Racial Profiling

Kriminologe Feltes sieht Polizei Bochum in Erklärungspflicht

Prof. Thomas Feltes hatte bis 2019 den Lehrstuhl für Kriminologie an der Ruhr-Universität Bochum inne.

Prof. Thomas Feltes hatte bis 2019 den Lehrstuhl für Kriminologie an der Ruhr-Universität Bochum inne.

Foto: Katja Marquard / RUB

Bochum.  Im Fall des kontrollierten 16-Jährigen sieht der Kriminologe Feltes die Polizei in Erklärungspflicht. Grüne fordern dienstrechtliche Schritte.

Der langjährige Lehrstuhlinhaber für Kriminologie, Kriminalpolitik und Polizeiwissenschaft an der Ruhr-Universität, Prof. Thomas Feltes, äußerst sich zu dem Fall des Polizeieinsatzes gegen einen 16-jährigen Bochumer Schüler in Dahlhausen: „Solange die Polizei nicht klipp und klar erklärt (oder erklären kann), warum der junge Mann kontrolliert wurde und wieso die Kontrolle auf diese Art und Weise durchgeführt wurde, muss man von ‘Racial Profiling’ ausgehen.“ Wie berichtet, hatte der Schüler der Polizei ein unangemessenes Verhalten bei diesem Einsatz vorgeworfen.

Der Jurist erläutert zudem: „Hätte der Einsatz bei einer tatsächlichen Übergabe von Drogen stattgefunden, wäre er sicher gerechtfertigt.

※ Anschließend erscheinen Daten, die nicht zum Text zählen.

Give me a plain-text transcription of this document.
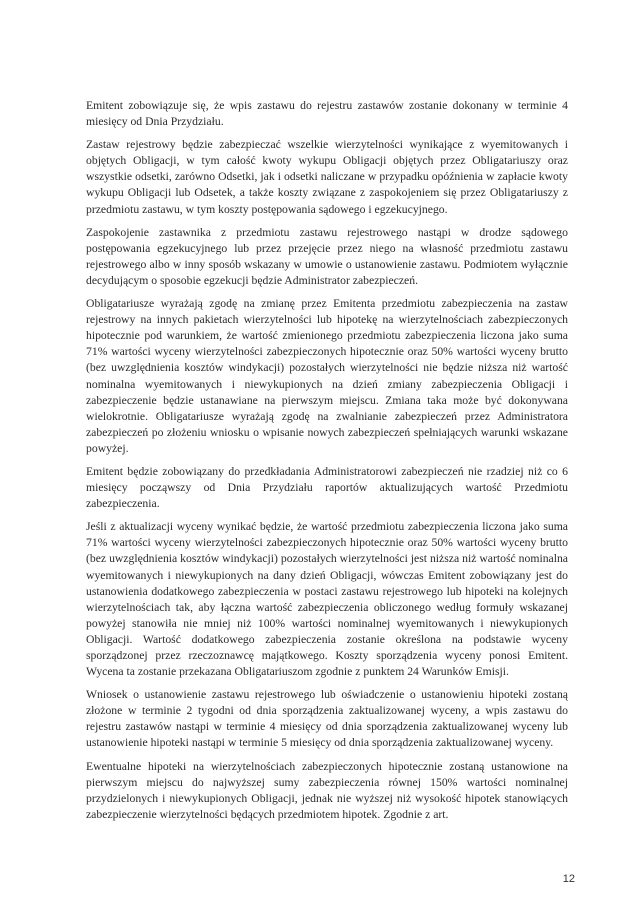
Emitent zobowiązuje się, że wpis zastawu do rejestru zastawów zostanie dokonany w terminie 4 miesięcy od Dnia Przydziału.

Zastaw rejestrowy będzie zabezpieczać wszelkie wierzytelności wynikające z wyemitowanych i objętych Obligacji, w tym całość kwoty wykupu Obligacji objętych przez Obligatariuszy oraz wszystkie odsetki, zarówno Odsetki, jak i odsetki naliczane w przypadku opóźnienia w zapłacie kwoty wykupu Obligacji lub Odsetek, a także koszty związane z zaspokojeniem się przez Obligatariuszy z przedmiotu zastawu, w tym koszty postępowania sądowego i egzekucyjnego.

Zaspokojenie zastawnika z przedmiotu zastawu rejestrowego nastąpi w drodze sądowego postępowania egzekucyjnego lub przez przejęcie przez niego na własność przedmiotu zastawu rejestrowego albo w inny sposób wskazany w umowie o ustanowienie zastawu. Podmiotem wyłącznie decydującym o sposobie egzekucji będzie Administrator zabezpieczeń.

Obligatariusze wyrażają zgodę na zmianę przez Emitenta przedmiotu zabezpieczenia na zastaw rejestrowy na innych pakietach wierzytelności lub hipotekę na wierzytelnościach zabezpieczonych hipotecznie pod warunkiem, że wartość zmienionego przedmiotu zabezpieczenia liczona jako suma 71% wartości wyceny wierzytelności zabezpieczonych hipotecznie oraz 50% wartości wyceny brutto (bez uwzględnienia kosztów windykacji) pozostałych wierzytelności nie będzie niższa niż wartość nominalna wyemitowanych i niewykupionych na dzień zmiany zabezpieczenia Obligacji i zabezpieczenie będzie ustanawiane na pierwszym miejscu. Zmiana taka może być dokonywana wielokrotnie. Obligatariusze wyrażają zgodę na zwalnianie zabezpieczeń przez Administratora zabezpieczeń po złożeniu wniosku o wpisanie nowych zabezpieczeń spełniających warunki wskazane powyżej.

Emitent będzie zobowiązany do przedkładania Administratorowi zabezpieczeń nie rzadziej niż co 6 miesięcy począwszy od Dnia Przydziału raportów aktualizujących wartość Przedmiotu zabezpieczenia.

Jeśli z aktualizacji wyceny wynikać będzie, że wartość przedmiotu zabezpieczenia liczona jako suma 71% wartości wyceny wierzytelności zabezpieczonych hipotecznie oraz 50% wartości wyceny brutto (bez uwzględnienia kosztów windykacji) pozostałych wierzytelności jest niższa niż wartość nominalna wyemitowanych i niewykupionych na dany dzień Obligacji, wówczas Emitent zobowiązany jest do ustanowienia dodatkowego zabezpieczenia w postaci zastawu rejestrowego lub hipoteki na kolejnych wierzytelnościach tak, aby łączna wartość zabezpieczenia obliczonego według formuły wskazanej powyżej stanowiła nie mniej niż 100% wartości nominalnej wyemitowanych i niewykupionych Obligacji. Wartość dodatkowego zabezpieczenia zostanie określona na podstawie wyceny sporządzonej przez rzeczoznawcę majątkowego. Koszty sporządzenia wyceny ponosi Emitent. Wycena ta zostanie przekazana Obligatariuszom zgodnie z punktem 24 Warunków Emisji.

Wniosek o ustanowienie zastawu rejestrowego lub oświadczenie o ustanowieniu hipoteki zostaną złożone w terminie 2 tygodni od dnia sporządzenia zaktualizowanej wyceny, a wpis zastawu do rejestru zastawów nastąpi w terminie 4 miesięcy od dnia sporządzenia zaktualizowanej wyceny lub ustanowienie hipoteki nastąpi w terminie 5 miesięcy od dnia sporządzenia zaktualizowanej wyceny.

Ewentualne hipoteki na wierzytelnościach zabezpieczonych hipotecznie zostaną ustanowione na pierwszym miejscu do najwyższej sumy zabezpieczenia równej 150% wartości nominalnej przydzielonych i niewykupionych Obligacji, jednak nie wyższej niż wysokość hipotek stanowiących zabezpieczenie wierzytelności będących przedmiotem hipotek. Zgodnie z art.

12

Wenn aber die Polizei behauptet, dass sie im Umfeld der Schule Drogenhandel beobachtet hat, dann ist diese Kontrolle noch weniger nachzuvollziehen. Denn dann hätte man direkt dort, wo der Handel beobachtet wurde, eingreifen können und eingreifen müssen, statt offensichtlich Unbeteiligte zu attackieren.“

Verdachtsunabhängige Kontrollen

Feltes ist froh darüber, dass inzwischen bei Polizeieinsätzen genauer hingeschaut werde. Insbesondere bei sogenannten „verdachtsunabhängigen Kontrollen“, wenn also eine Person ohne den konkreter Verdacht einer Straftat kontrolliert werde. Dann „muss sie (die Polizei) besonders sorgsam vorgehen und ist verpflichtet, dem Betroffenen sofort zu erklären, warum gerade er kontrolliert wurde“, so Feltes.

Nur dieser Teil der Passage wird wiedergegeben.